Depuis, en France comme ailleurs, sous l’effet du capitalisme libéral triomphant, la flexibilité et la précarité se sont développées.
Arrive la crise systémique de 2007, que nous avons maintes fois analysée comme une crise du capitalisme, et la nécessité, pour en sortir, de pratiquer trois ruptures, aux niveaux international, européen et national. Ce qui n’est toujours pas le cas.
Pendant une première période, tout le monde se félicitait du fait que la France traversait mieux la crise que d’autres, notamment grâce au rôle d’amortisseurs des régimes sociaux et des services publics. Dès 2007, nous expliquions qu’il arriverait un moment où l’on nous dirait que pour sortir de la crise il serait nécessaire de remettre en cause ce que d’aucuns appellent notre «modèle social»! Nous y sommes.
Au niveau européen, le président de la Banque centrale européenne, le banquier Draghi, toujours prompt à aider les banques privées, a même déclaré que le modèle social européen était condamné!
On assiste d’ailleurs en Grèce, au Portugal, en Espagne, en Italie et au Royaume-Uni notamment à ce que l’on peut qualifier d’attaques en règle. Le mécanisme européen de stabilité et le traité dit de solidarité, de coopération et de gouvernance s’inscrivent dans cette logique.
À nouveau, pour protéger le capital et la rente, il faudrait rogner les droits sociaux. C’est notamment l’un des objectifs des «accords compétitivité-emploi» initiés par le gouvernement et repris par le patronat.

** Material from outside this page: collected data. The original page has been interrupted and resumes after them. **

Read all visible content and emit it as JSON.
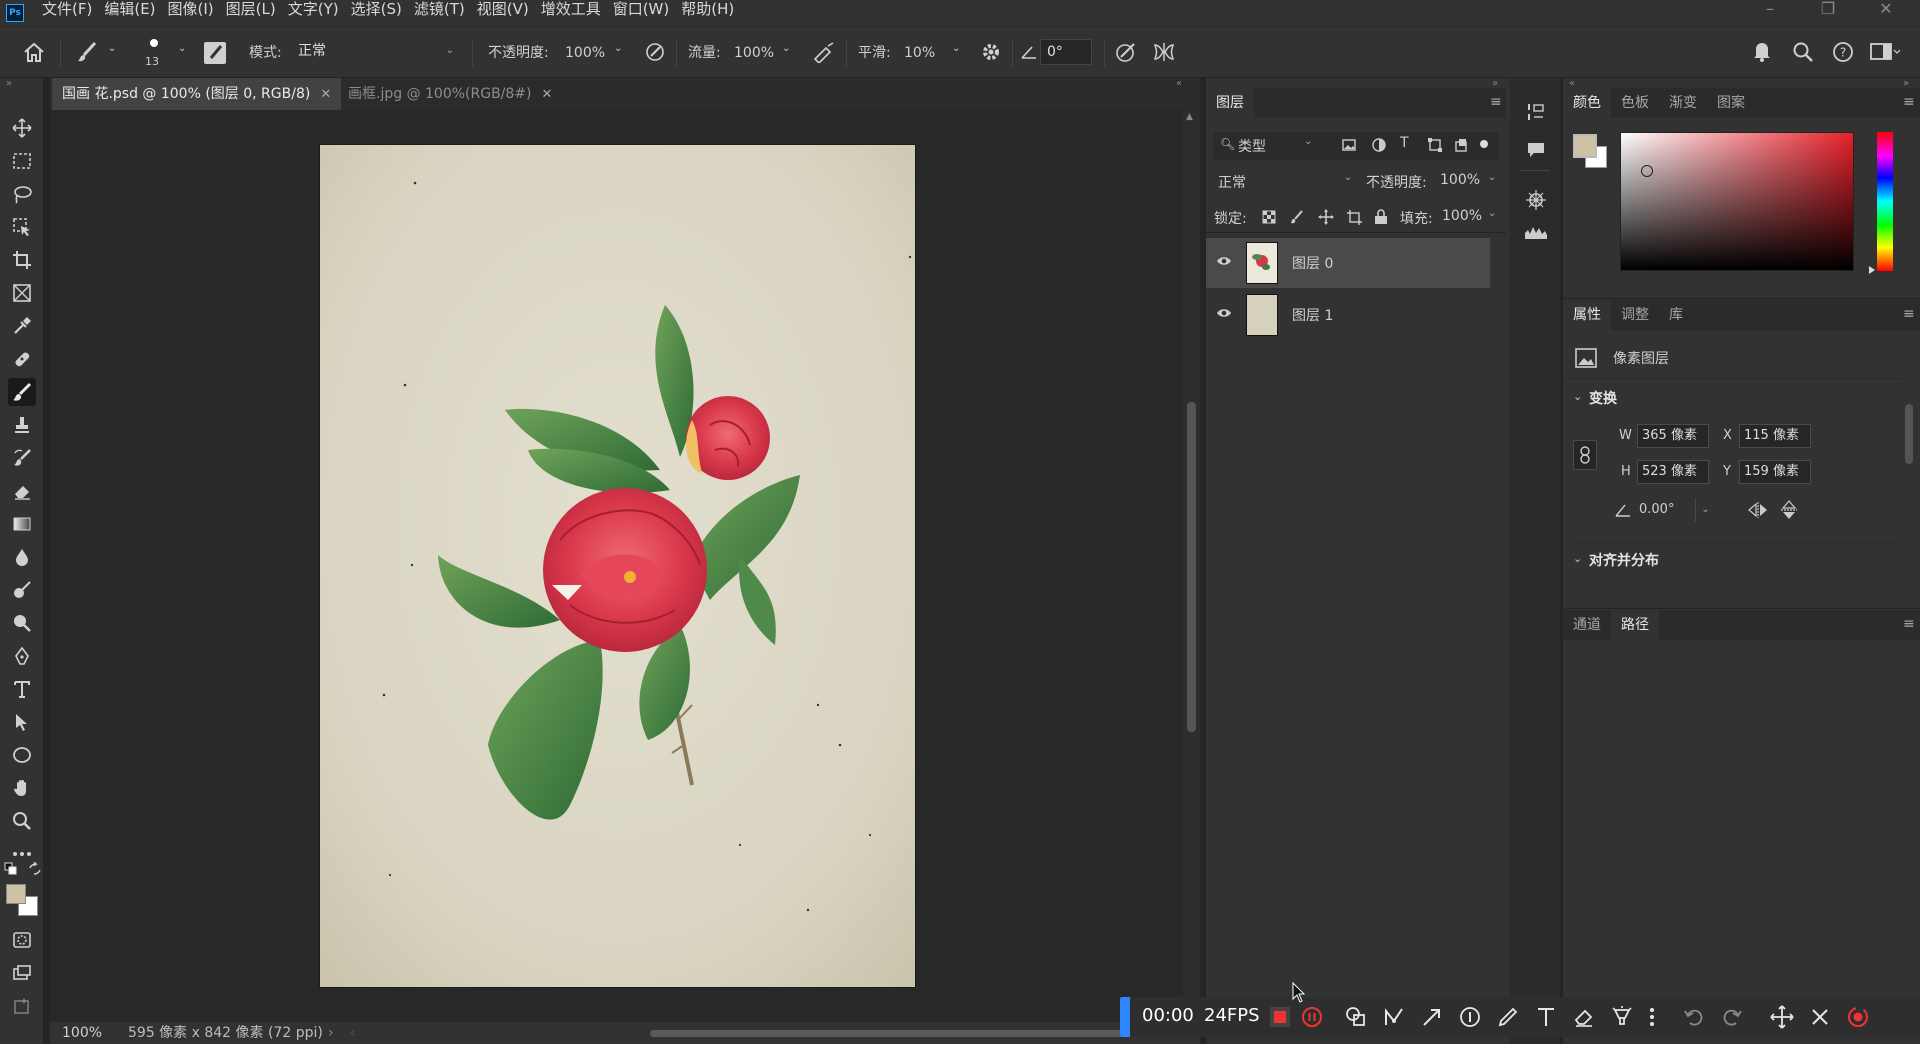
{
  "app": {
    "logo": "Ps"
  },
  "menu": [
    "文件(F)",
    "编辑(E)",
    "图像(I)",
    "图层(L)",
    "文字(Y)",
    "选择(S)",
    "滤镜(T)",
    "视图(V)",
    "增效工具",
    "窗口(W)",
    "帮助(H)"
  ],
  "options": {
    "brush_size": "13",
    "mode_label": "模式:",
    "mode_value": "正常",
    "opacity_label": "不透明度:",
    "opacity_value": "100%",
    "flow_label": "流量:",
    "flow_value": "100%",
    "smooth_label": "平滑:",
    "smooth_value": "10%",
    "angle_value": "0°"
  },
  "tabs": [
    {
      "label": "国画 花.psd @ 100% (图层 0, RGB/8)",
      "active": true
    },
    {
      "label": "画框.jpg @ 100%(RGB/8#)",
      "active": false
    }
  ],
  "status": {
    "zoom": "100%",
    "doc_size": "595 像素 x 842 像素 (72 ppi)"
  },
  "layers_panel": {
    "title": "图层",
    "filter_label": "类型",
    "blend_mode": "正常",
    "opacity_label": "不透明度:",
    "opacity_value": "100%",
    "lock_label": "锁定:",
    "fill_label": "填充:",
    "fill_value": "100%",
    "layers": [
      {
        "name": "图层 0",
        "selected": true
      },
      {
        "name": "图层 1",
        "selected": false
      }
    ]
  },
  "color_panel": {
    "tabs": [
      "颜色",
      "色板",
      "渐变",
      "图案"
    ],
    "foreground": "#cdc2a3",
    "background": "#ffffff",
    "hue": "#e8202a"
  },
  "properties_panel": {
    "tabs": [
      "属性",
      "调整",
      "库"
    ],
    "layer_type": "像素图层",
    "transform_title": "变换",
    "w_label": "W",
    "w_value": "365 像素",
    "x_label": "X",
    "x_value": "115 像素",
    "h_label": "H",
    "h_value": "523 像素",
    "y_label": "Y",
    "y_value": "159 像素",
    "angle_value": "0.00°",
    "align_title": "对齐并分布"
  },
  "paths_panel": {
    "tabs": [
      "通道",
      "路径"
    ]
  },
  "recorder": {
    "time": "00:00",
    "fps": "24FPS"
  }
}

Après les ENCA viennent en quelque sorte les LICA: licenciements à contraintes allégées. Afin de ne plus être obligé de licencier pour motif économique les salariés qui refuseraient de voir baisser leur temps de travail et leur salaire, on inventerait un licenciement spécifique, «sui generis», c’est-à-dire une forme de licenciement «économique» lowcost. Ce qui permettrait aux employeurs d’échapper à toute une série d’obligations liées au licenciement économique, telles que le reclassement ou le contrat de sécurisation professionnelle.
Quand il s’agit de remettre en cause les droits sociaux, le patronat réclame des lois nouvelles. Quand il s’agit d’apporter de nouveaux droits aux salariés, il peste contre le législateur.

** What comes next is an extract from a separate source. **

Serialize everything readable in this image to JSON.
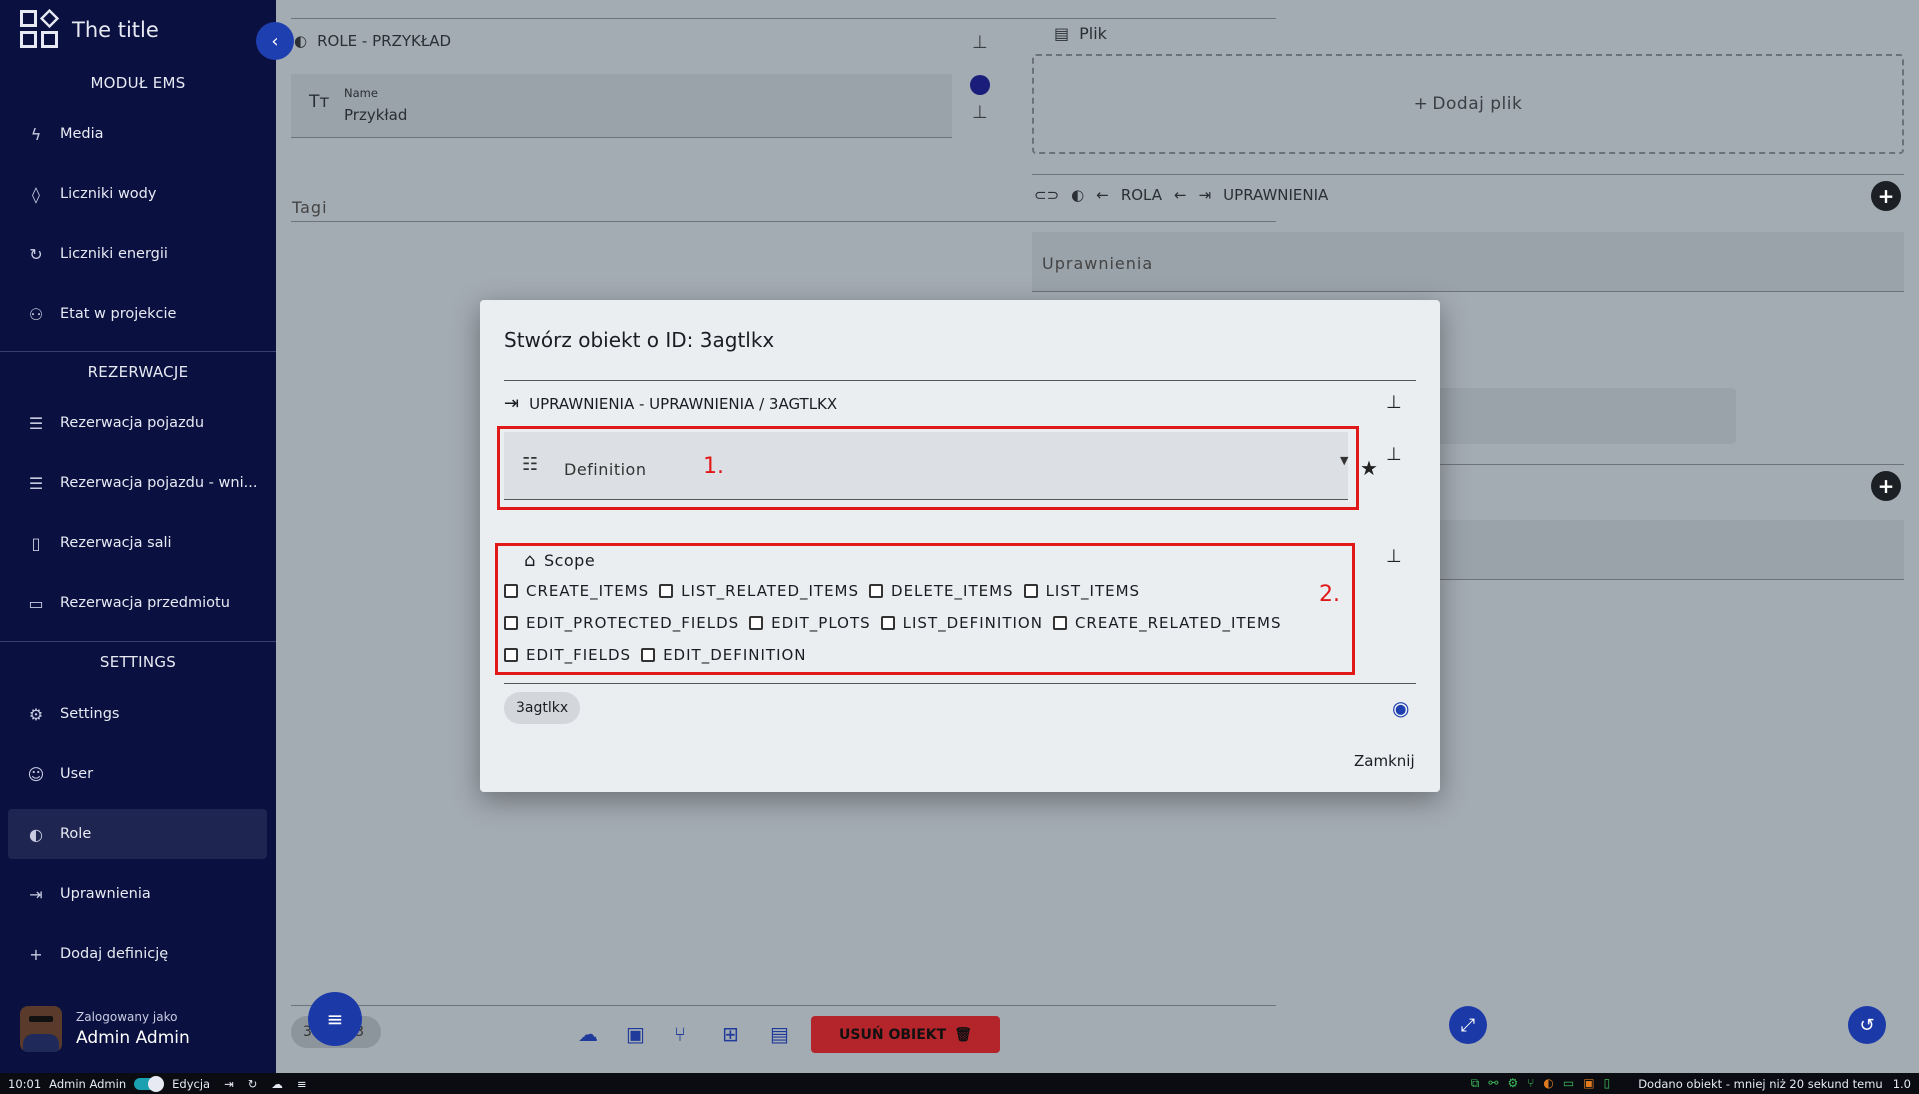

Et pourtant, comme l’écrivait Montesquieu: «les lois inutiles affaiblissent les lois nécessaires».
Certains syndicats se montrent ouverts à la négociation sur cette question, pas Force Ouvrière. Il est vrai que nous ne sommes pas – indépendance et liberté obligent – de tendance cogestionnaire des entreprises.
La course à l’échalote sur le plan européen en matière de dumping social et fiscal doit cesser.
Un petit coin de ciel bleu: à la suite de nos interventions (dont celle du 18 janvier au «sommet social»), le ministre du Travail vient d’indiquer qu’il refusait les propositions de la Commission européenne sur le détachement des travailleurs, qui soumettraient le droit de grève au respect des principes de libre prestation de services et de liberté d’établissement.
Il aurait été cependant plus cohérent que, précisément, son collègue des transports ne remette pas en cause le droit de grève!